Last month, OpenAI cofounder Wojciech Zaremba said the company has disbanded its robotics team in a Weights & Biases podcast. “I was actually working for several years on robotics. Recently, we changed the focus at OpenAI. I disbanded the robotics team. There are actually plenty of domains that are very rich with data. Ultimately that was holding us back, in the case of robotics,” said Zaremba.
The decision was quite hard on him, but he later realised that this was best — from a company’s perspective (to achieve artificial general intelligence (AGI)). “When we created robotics, we thought that we could go pretty far. We had self-generated data and reinforcement learning. But, at the moment, I believe that actually pre-training allows to give model 100x cheaper IQ points, and that might follow with other techniques,” said Zaremba.
Citing GPT-3, Zaremba said pre-training in language models includes training machine learning models on unsupervised tasks such as ‘next word predictions’. “But, in the case of robotics, we do not have such data,” he added.
Initially, when OpenAI started robotics projects, Zaremba said they lacked clarity on how and what they wanted to build. But, over time, they got more clarity on things they wanted to focus on.
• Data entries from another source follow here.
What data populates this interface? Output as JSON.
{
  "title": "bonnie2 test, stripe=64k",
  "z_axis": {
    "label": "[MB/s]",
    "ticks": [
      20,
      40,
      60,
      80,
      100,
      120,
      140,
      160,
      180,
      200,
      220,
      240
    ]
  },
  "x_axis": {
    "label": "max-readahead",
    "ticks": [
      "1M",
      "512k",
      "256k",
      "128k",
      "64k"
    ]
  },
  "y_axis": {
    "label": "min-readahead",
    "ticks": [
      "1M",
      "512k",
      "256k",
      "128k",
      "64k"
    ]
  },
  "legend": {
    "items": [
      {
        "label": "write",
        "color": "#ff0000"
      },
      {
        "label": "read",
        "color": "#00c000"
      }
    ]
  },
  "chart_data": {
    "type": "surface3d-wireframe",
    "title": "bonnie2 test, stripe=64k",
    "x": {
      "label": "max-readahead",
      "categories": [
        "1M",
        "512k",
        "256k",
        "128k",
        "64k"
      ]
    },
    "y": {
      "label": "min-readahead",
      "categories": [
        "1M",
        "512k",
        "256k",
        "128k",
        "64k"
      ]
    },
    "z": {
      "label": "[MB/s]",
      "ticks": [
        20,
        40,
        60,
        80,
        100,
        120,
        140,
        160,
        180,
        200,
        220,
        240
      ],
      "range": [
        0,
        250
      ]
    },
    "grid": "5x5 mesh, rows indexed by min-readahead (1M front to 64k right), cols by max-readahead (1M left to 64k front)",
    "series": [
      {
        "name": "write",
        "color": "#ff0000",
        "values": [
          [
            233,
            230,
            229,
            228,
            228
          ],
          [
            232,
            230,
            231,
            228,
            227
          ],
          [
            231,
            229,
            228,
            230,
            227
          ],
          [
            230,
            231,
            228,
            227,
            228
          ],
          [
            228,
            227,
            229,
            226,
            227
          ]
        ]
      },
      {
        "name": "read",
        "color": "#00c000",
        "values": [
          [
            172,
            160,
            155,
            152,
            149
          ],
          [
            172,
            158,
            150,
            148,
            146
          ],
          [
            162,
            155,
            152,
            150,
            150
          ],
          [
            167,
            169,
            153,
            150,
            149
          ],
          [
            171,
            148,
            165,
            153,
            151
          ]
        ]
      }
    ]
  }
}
Besides the dearth of data, OpenAI’s move away from robotics reflects the economic realities and capital intensive nature of the projects. Three years ago, Rethink Robotics was acquired by HAHN Group. Last year, the maker of driverless trucks, Starsky Robot shut shop. Same year, SoftBank halted the production of its famed robot Pepper.
SoftBank acquired Boston Dynamics from Google in 2017 and recently sold the robotics company to Hyundai for $1.1 billion. Boston Dynamics caught the popular imagination with viral videos of its humanoid and dog-like robots.
Zaremba said building robots requires high computing capabilities. Plus, there are technical issues with running machines in real-time. “There are two possibilities to successfully deploy robots. One is to collect a lot of data. Another possibility is that we need powerful video models like that of powerful text models,” Zaremba said.
According to MIT’s ‘The state of industrial robotics: Emerging technologies, challenges and key research directions,’ the key challenges holding back the robotics industry includes the high cost of integration, lack of standards, inflexibility, better balance of speed and safety, data protocols, and investments to enable technologies.
OpenAI’s robotic projects
OpenAI first demonstrated its robotics work in October 2019, when it published research detailing a hand guided by an AI model with 13K years of cumulative experience, called Dactyl, which replicated a human’s hand movement to solve the Rubik’s cube. ‘Our robot still hasn’t perfected its technique though, as it solves the Rubik’s Cube 60% of the time (and only 20% of the time for a maximally difficult scramble),’ according to OpenAI.
OpenAI, at the time, had said, as a result of ADR development, more developers will be able to divert from building task-specific robots to general-purpose machines. ‘Indubitably, we are decades away from having a robot that will make its own decisions without human intervention, but leveraging ADR, developers can successfully attain it,’ as per OpenAI.
In April 2019, OpenAI hosted its first Robotic Symposium. The event brought together a ‘diverse set of people’ from robotics and machine learning communities, alongside academics and industry leaders, to create a platform to exchange ideas and address open questions in building complex robot systems.
Four years ago, OpenAI had released Robotschool, open-source software for robot simulation, integrated with OpenAI Gym. In February 2018, it released eight simulated robotics environments and a Baselines implementation of Hindsight Experience Replay. OpenAI has used these environments to train models which work on physical robots.